= Christian Anieke =

Nigerian priest, founding Vice Chancellor, professor, and director of studies

Christian Anieke (born 1 October 1965) is a Nigerian Roman Catholic priest and the founding Vice Chancellor of Godfrey Okoye University, Enugu, Nigeria. Ordained a priest in 2000, he is a professor of English Language and Studies. From 2006 to 2009, he was Provost of the Institute of Ecumenical Education. He became the Vice Chancellor of Godfrey Okoye University, which is owned by the Catholic Diocese of Enugu in Nigeria, in 2009. He is also the director of the university's Institute of Chinua Achebe Studies.

Christian Anieke's studies and research in Philosophy, Biblical Theology, English and American Studies and English Language have seen him study in Urban University, Rome; the University of Innsbruck, Austria; Bath Language School, Stratford-upon-Avon; Oxford University; and the University of Muenster. He has a B.Sc. in Education and English from the University of Nigeria, Nsukka. At the University of Innsbruck, he graduated summa cum laude from his doctorate program in English and from both of his masters programs in Philosophy and Theology.

He is the author of Chinua Achebe’s Trilogy: A Study in Bicultural Communication (2014), Intercultural Problems of Communication: The (Re) Presentation of the Igbo People and Their Culture in Chinua Achebe’s Things Fall Apart, Arrow of God and No Longer at Ease (2005), Hybrid Formations in English (2002), The Symbol of the Dove at the Baptism of Christ (2000), and Metaphysics as a Natural Disposition in the Philosophy of Immanuel Kant (1994). He co-authored Frontiers in Education: Advances, Issues and Perspectives (2015), Stories of Peace (2011), Njem Goliver Jere: An Igbo translation of Gulliver’s Travels (2009), and A Dictionary of German, English and Igbo (2008).

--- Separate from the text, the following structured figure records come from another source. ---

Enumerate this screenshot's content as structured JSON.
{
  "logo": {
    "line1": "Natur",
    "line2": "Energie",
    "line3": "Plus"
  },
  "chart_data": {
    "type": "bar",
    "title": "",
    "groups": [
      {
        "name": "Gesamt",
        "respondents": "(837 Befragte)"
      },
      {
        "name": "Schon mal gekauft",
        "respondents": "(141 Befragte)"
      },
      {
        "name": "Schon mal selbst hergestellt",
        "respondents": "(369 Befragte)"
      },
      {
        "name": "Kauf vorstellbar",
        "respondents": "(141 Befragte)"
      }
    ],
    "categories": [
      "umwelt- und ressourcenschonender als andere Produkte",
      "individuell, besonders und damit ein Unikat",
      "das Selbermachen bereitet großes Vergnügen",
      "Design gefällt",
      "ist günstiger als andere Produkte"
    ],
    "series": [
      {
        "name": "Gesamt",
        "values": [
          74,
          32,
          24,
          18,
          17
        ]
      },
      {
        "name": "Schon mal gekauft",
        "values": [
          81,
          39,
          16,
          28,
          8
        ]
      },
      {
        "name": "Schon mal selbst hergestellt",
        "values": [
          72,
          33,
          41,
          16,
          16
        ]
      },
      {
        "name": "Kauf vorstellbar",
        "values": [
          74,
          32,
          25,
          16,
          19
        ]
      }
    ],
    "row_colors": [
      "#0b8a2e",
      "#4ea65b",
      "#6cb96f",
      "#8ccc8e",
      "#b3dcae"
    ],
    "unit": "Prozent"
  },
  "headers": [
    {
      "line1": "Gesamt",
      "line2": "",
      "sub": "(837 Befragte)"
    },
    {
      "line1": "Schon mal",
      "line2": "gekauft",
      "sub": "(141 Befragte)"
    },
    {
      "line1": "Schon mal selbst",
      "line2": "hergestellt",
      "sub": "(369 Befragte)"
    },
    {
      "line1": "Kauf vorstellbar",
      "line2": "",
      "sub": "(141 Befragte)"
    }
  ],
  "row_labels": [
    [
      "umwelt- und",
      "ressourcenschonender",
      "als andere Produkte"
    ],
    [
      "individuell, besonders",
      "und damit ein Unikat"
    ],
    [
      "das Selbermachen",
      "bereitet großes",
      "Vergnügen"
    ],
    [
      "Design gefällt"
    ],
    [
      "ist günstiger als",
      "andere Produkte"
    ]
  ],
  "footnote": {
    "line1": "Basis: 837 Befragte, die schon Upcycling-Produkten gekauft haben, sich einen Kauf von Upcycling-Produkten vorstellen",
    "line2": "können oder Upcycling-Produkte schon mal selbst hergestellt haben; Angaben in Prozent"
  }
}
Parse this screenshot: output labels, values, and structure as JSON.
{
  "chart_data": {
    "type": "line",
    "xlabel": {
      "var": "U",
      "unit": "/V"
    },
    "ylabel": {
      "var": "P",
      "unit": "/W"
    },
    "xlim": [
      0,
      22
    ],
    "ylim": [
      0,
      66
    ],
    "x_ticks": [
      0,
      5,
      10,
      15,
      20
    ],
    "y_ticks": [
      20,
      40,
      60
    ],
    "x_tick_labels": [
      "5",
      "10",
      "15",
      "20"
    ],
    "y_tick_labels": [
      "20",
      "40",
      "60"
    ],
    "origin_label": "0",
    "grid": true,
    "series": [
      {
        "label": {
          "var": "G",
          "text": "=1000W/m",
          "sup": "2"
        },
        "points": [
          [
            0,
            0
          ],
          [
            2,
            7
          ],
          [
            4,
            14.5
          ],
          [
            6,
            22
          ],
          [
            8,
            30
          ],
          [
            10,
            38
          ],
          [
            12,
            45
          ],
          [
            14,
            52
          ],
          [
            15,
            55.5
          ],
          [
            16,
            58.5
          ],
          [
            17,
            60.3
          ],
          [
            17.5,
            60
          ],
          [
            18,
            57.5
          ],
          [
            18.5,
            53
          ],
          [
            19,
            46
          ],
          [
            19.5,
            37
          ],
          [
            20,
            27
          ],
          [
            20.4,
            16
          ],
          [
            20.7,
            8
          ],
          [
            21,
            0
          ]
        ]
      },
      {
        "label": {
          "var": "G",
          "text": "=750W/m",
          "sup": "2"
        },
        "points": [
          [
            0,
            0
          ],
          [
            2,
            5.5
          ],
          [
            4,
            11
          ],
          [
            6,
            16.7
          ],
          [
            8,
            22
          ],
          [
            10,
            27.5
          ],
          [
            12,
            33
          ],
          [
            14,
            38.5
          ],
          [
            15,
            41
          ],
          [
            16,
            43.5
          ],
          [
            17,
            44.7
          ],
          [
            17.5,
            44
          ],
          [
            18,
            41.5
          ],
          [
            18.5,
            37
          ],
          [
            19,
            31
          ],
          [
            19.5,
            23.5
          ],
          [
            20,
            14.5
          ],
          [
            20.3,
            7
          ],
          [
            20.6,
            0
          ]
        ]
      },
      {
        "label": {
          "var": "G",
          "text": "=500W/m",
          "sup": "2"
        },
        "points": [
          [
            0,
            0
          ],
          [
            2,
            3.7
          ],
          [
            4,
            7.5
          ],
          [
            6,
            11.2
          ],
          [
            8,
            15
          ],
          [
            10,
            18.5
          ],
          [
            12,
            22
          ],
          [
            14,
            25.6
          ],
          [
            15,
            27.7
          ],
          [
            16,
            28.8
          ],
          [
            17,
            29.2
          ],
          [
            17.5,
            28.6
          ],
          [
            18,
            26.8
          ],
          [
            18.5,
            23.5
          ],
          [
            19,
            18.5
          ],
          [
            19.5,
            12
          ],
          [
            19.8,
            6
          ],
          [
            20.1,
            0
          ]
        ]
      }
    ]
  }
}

He is a recipient of the Universal Peace Foundation's Ambassador for Peace Award, the Rotary Club of Maryland's Vocational Gold Service Award of Excellence, the National Association of Grassroots Newspapers Publishers’ Eminence Award, the Youth Peace Conference's Peace Champion Award, and the University of Nigeria, Nsukka's Department of Philosophy's Special Award, among several others. A native of Ezeagu, Enugu State, Nigeria, and an honorary citizen of Mitterikirchen, Austria, he is a holder of a chieftaincy title: the Ezeudo Gburu Gburu of Umumba Ndiagu, Enugu State, Nigeria.